If context is insufficient, say so. Always cite sources."""),
            ("user", "Context:\n{context}\n\nQuestion: {question}")
        ])

        chain = prompt | self.llm
        response = chain.invoke({
            "context": "\n\n".join(context_parts),
            "question": query
        })

        return {
            "answer": response.content,
            "chunks": chunks
        }

    def query(self, question: str, filters: dict = None) -> dict:
        """Full RAG pipeline."""
        chunks = self.retrieve(question, filters=filters)
        return self.generate(question, chunks)

# Usage
rag = ProductionRAG()
num_chunks = rag.ingest(documents)
print(f"Indexed {num_chunks} chunks")

result = rag.query(
    "What is the vacation policy?",
    filters={"department": "HR"}
)
print(result["answer"])

Evaluation with RAGAS

RAGAS (Retrieval Augmented Generation Assessment) is the standard framework for evaluating RAG systems.
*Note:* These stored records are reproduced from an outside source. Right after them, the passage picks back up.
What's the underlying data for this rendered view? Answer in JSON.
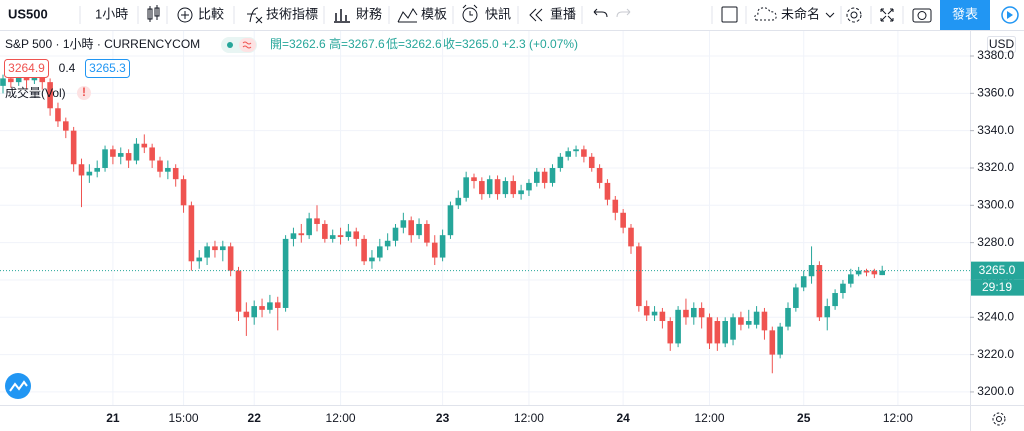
{
  "toolbar": {
    "symbol": "US500",
    "interval": "1小時",
    "compare": "比較",
    "indicators": "技術指標",
    "financials": "財務",
    "templates": "模板",
    "alerts": "快訊",
    "replay": "重播",
    "layout_name": "未命名",
    "publish": "發表"
  },
  "legend": {
    "title": "S&P 500 · 1小時 · CURRENCYCOM",
    "open": "開=3262.6",
    "high": "高=3267.6",
    "low": "低=3262.6",
    "close": "收=3265.0",
    "change": "+2.3 (+0.07%)",
    "bid": "3264.9",
    "spread": "0.4",
    "ask": "3265.3",
    "volume": "成交量(Vol)",
    "warning": "!"
  },
  "chart_data": {
    "type": "candlestick",
    "currency": "USD",
    "up_color": "#26a69a",
    "down_color": "#ef5350",
    "ylim": [
      3193.0,
      3393.4
    ],
    "yticks": [
      {
        "value": 3200,
        "label": "3200.0"
      },
      {
        "value": 3220,
        "label": "3220.0"
      },
      {
        "value": 3240,
        "label": "3240.0"
      },
      {
        "value": 3260,
        "label": "3260.0"
      },
      {
        "value": 3280,
        "label": "3280.0"
      },
      {
        "value": 3300,
        "label": "3300.0"
      },
      {
        "value": 3320,
        "label": "3320.0"
      },
      {
        "value": 3340,
        "label": "3340.0"
      },
      {
        "value": 3360,
        "label": "3360.0"
      },
      {
        "value": 3380,
        "label": "3380.0"
      }
    ],
    "grid": true,
    "current_price": {
      "value": 3265.0,
      "label": "3265.0"
    },
    "countdown": "29:19",
    "categories": [
      null,
      null,
      null,
      null,
      null,
      null,
      null,
      null,
      null,
      null,
      null,
      null,
      null,
      null,
      "21",
      null,
      null,
      null,
      null,
      null,
      null,
      null,
      null,
      "15:00",
      null,
      null,
      null,
      null,
      null,
      null,
      null,
      null,
      "22",
      null,
      null,
      null,
      null,
      null,
      null,
      null,
      null,
      null,
      null,
      "12:00",
      null,
      null,
      null,
      null,
      null,
      null,
      null,
      null,
      null,
      null,
      null,
      null,
      "23",
      null,
      null,
      null,
      null,
      null,
      null,
      null,
      null,
      null,
      null,
      "12:00",
      null,
      null,
      null,
      null,
      null,
      null,
      null,
      null,
      null,
      null,
      null,
      "24",
      null,
      null,
      null,
      null,
      null,
      null,
      null,
      null,
      null,
      null,
      "12:00",
      null,
      null,
      null,
      null,
      null,
      null,
      null,
      null,
      null,
      null,
      null,
      "25",
      null,
      null,
      null,
      null,
      null,
      null,
      null,
      null,
      null,
      null,
      null,
      "12:00"
    ],
    "open": [
      3364,
      3368,
      3366,
      3369,
      3367,
      3370,
      3366,
      3352,
      3345,
      3340,
      3322,
      3316,
      3318,
      3320,
      3330,
      3326,
      3328,
      3324,
      3333,
      3331,
      3324,
      3318,
      3320,
      3314,
      3300,
      3270,
      3272,
      3278,
      3276,
      3278,
      3265,
      3243,
      3240,
      3246,
      3244,
      3248,
      3245,
      3282,
      3285,
      3284,
      3293,
      3290,
      3282,
      3284,
      3283,
      3286,
      3282,
      3270,
      3272,
      3278,
      3281,
      3288,
      3292,
      3284,
      3290,
      3280,
      3272,
      3284,
      3300,
      3304,
      3315,
      3313,
      3306,
      3314,
      3306,
      3313,
      3306,
      3308,
      3312,
      3318,
      3312,
      3320,
      3326,
      3329,
      3330,
      3326,
      3320,
      3312,
      3303,
      3296,
      3288,
      3278,
      3246,
      3241,
      3243,
      3238,
      3226,
      3244,
      3240,
      3245,
      3240,
      3238,
      3226,
      3228,
      3240,
      3236,
      3236,
      3243,
      3233,
      3220,
      3235,
      3245,
      3256,
      3262,
      3268,
      3240,
      3246,
      3253,
      3258,
      3263,
      3265,
      3265,
      3262.6,
      null,
      null
    ],
    "high": [
      3370,
      3371,
      3372,
      3371,
      3374,
      3372,
      3368,
      3355,
      3347,
      3342,
      3325,
      3322,
      3324,
      3332,
      3332,
      3331,
      3330,
      3336,
      3338,
      3333,
      3326,
      3324,
      3322,
      3316,
      3302,
      3276,
      3280,
      3281,
      3281,
      3280,
      3267,
      3248,
      3249,
      3250,
      3252,
      3251,
      3284,
      3288,
      3290,
      3296,
      3300,
      3292,
      3287,
      3288,
      3290,
      3288,
      3284,
      3276,
      3282,
      3285,
      3290,
      3296,
      3294,
      3293,
      3292,
      3284,
      3287,
      3302,
      3308,
      3318,
      3317,
      3315,
      3316,
      3316,
      3315,
      3316,
      3311,
      3314,
      3320,
      3320,
      3322,
      3328,
      3331,
      3332,
      3332,
      3328,
      3322,
      3314,
      3305,
      3298,
      3290,
      3280,
      3249,
      3246,
      3245,
      3240,
      3246,
      3250,
      3248,
      3248,
      3242,
      3240,
      3240,
      3242,
      3243,
      3244,
      3246,
      3245,
      3235,
      3237,
      3248,
      3258,
      3265,
      3278,
      3270,
      3250,
      3255,
      3260,
      3266,
      3267,
      3266,
      3266,
      3267.6,
      null,
      null
    ],
    "low": [
      3360,
      3363,
      3364,
      3362,
      3365,
      3362,
      3348,
      3342,
      3336,
      3318,
      3299,
      3312,
      3315,
      3318,
      3322,
      3322,
      3320,
      3322,
      3328,
      3320,
      3315,
      3314,
      3310,
      3296,
      3265,
      3266,
      3268,
      3272,
      3270,
      3262,
      3238,
      3230,
      3236,
      3240,
      3242,
      3233,
      3243,
      3278,
      3280,
      3282,
      3286,
      3280,
      3280,
      3279,
      3281,
      3278,
      3268,
      3266,
      3270,
      3276,
      3278,
      3285,
      3280,
      3282,
      3278,
      3268,
      3270,
      3282,
      3298,
      3302,
      3309,
      3303,
      3304,
      3303,
      3304,
      3304,
      3303,
      3305,
      3310,
      3309,
      3310,
      3318,
      3324,
      3326,
      3323,
      3318,
      3309,
      3300,
      3292,
      3285,
      3274,
      3243,
      3238,
      3238,
      3234,
      3222,
      3224,
      3236,
      3236,
      3234,
      3223,
      3222,
      3224,
      3225,
      3233,
      3234,
      3234,
      3228,
      3210,
      3218,
      3233,
      3243,
      3254,
      3258,
      3238,
      3233,
      3244,
      3250,
      3256,
      3262,
      3262,
      3261,
      3262.6,
      null,
      null
    ],
    "close": [
      3368,
      3366,
      3369,
      3367,
      3370,
      3366,
      3352,
      3345,
      3340,
      3322,
      3316,
      3318,
      3320,
      3330,
      3326,
      3328,
      3324,
      3333,
      3331,
      3324,
      3318,
      3320,
      3314,
      3300,
      3270,
      3272,
      3278,
      3276,
      3278,
      3265,
      3243,
      3240,
      3246,
      3244,
      3248,
      3245,
      3282,
      3285,
      3284,
      3293,
      3290,
      3282,
      3284,
      3283,
      3286,
      3282,
      3270,
      3272,
      3278,
      3281,
      3288,
      3292,
      3284,
      3290,
      3280,
      3272,
      3284,
      3300,
      3304,
      3315,
      3313,
      3306,
      3314,
      3306,
      3313,
      3306,
      3308,
      3312,
      3318,
      3312,
      3320,
      3326,
      3329,
      3330,
      3326,
      3320,
      3312,
      3303,
      3296,
      3288,
      3278,
      3246,
      3241,
      3243,
      3238,
      3226,
      3244,
      3240,
      3245,
      3240,
      3226,
      3226,
      3238,
      3240,
      3236,
      3238,
      3243,
      3233,
      3220,
      3235,
      3245,
      3256,
      3262,
      3268,
      3240,
      3246,
      3253,
      3258,
      3263,
      3265,
      3264,
      3263,
      3265.0,
      null,
      null
    ]
  }
}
It measures both retrieval quality and generation quality.

Retrieval Metrics

  • Context Precision

    Are retrieved chunks relevant to the question?

  • Context Recall

    Do retrieved chunks cover all needed info?

Generation Metrics

  • Faithfulness

    Is the answer grounded in the context?

  • Answer Relevancy

    Does the answer address the question?

# pip install ragas
from ragas import evaluate
from ragas.metrics import (
    context_precision,
    context_recall,
    faithfulness,
    answer_relevancy
)
from datasets import Dataset

# Prepare evaluation data
eval_data = {
    "question": [
        "What is the vacation policy?",
        "How do I reset my password?"
    ],
    "answer": [
        "Employees receive 20 days PTO annually [1].",
        "You can reset via the self-service portal [1]."
    ],
    "contexts": [
        ["Section 4.2: Employees receive 20 days PTO annually."],
        ["Password reset is available in the IT self-service portal."]
    ],
    "ground_truth": [
        "20 days paid time off per year",
        "Use the self-service portal"
    ]
}

dataset = Dataset.from_dict(eval_data)

# Run evaluation
results = evaluate(
    dataset,
    metrics=[
        context_precision,
        context_recall,
        faithfulness,
        answer_relevancy
    ]
)

print(results)
# Output:
# {'context_precision': 0.92, 'context_recall': 0.88,
#  'faithfulness': 0.95, 'answer_relevancy': 0.91}

Benchmark Targets

MetricAcceptableGoodExcellent
Context Precision> 0.70> 0.85> 0.95
Context Recall> 0.65> 0.80> 0.90
Faithfulness> 0.75> 0.90> 0.95
Answer Relevancy> 0.70> 0.85> 0.95

Key Takeaways

  • 1

    Chunking strategy matters most - Parent-child for long docs, semantic for topic-based, recursive for general use.

  • 2

    Metadata enables precision - Filter by source, date, department. Essential for multi-tenant and access control.

  • 3

    Citations build trust - Always cite sources. Users need to verify. Inline citations with source metadata.

  • 4

    RAGAS for evaluation - Measure faithfulness, relevancy, precision, recall. Target >0.85 for production.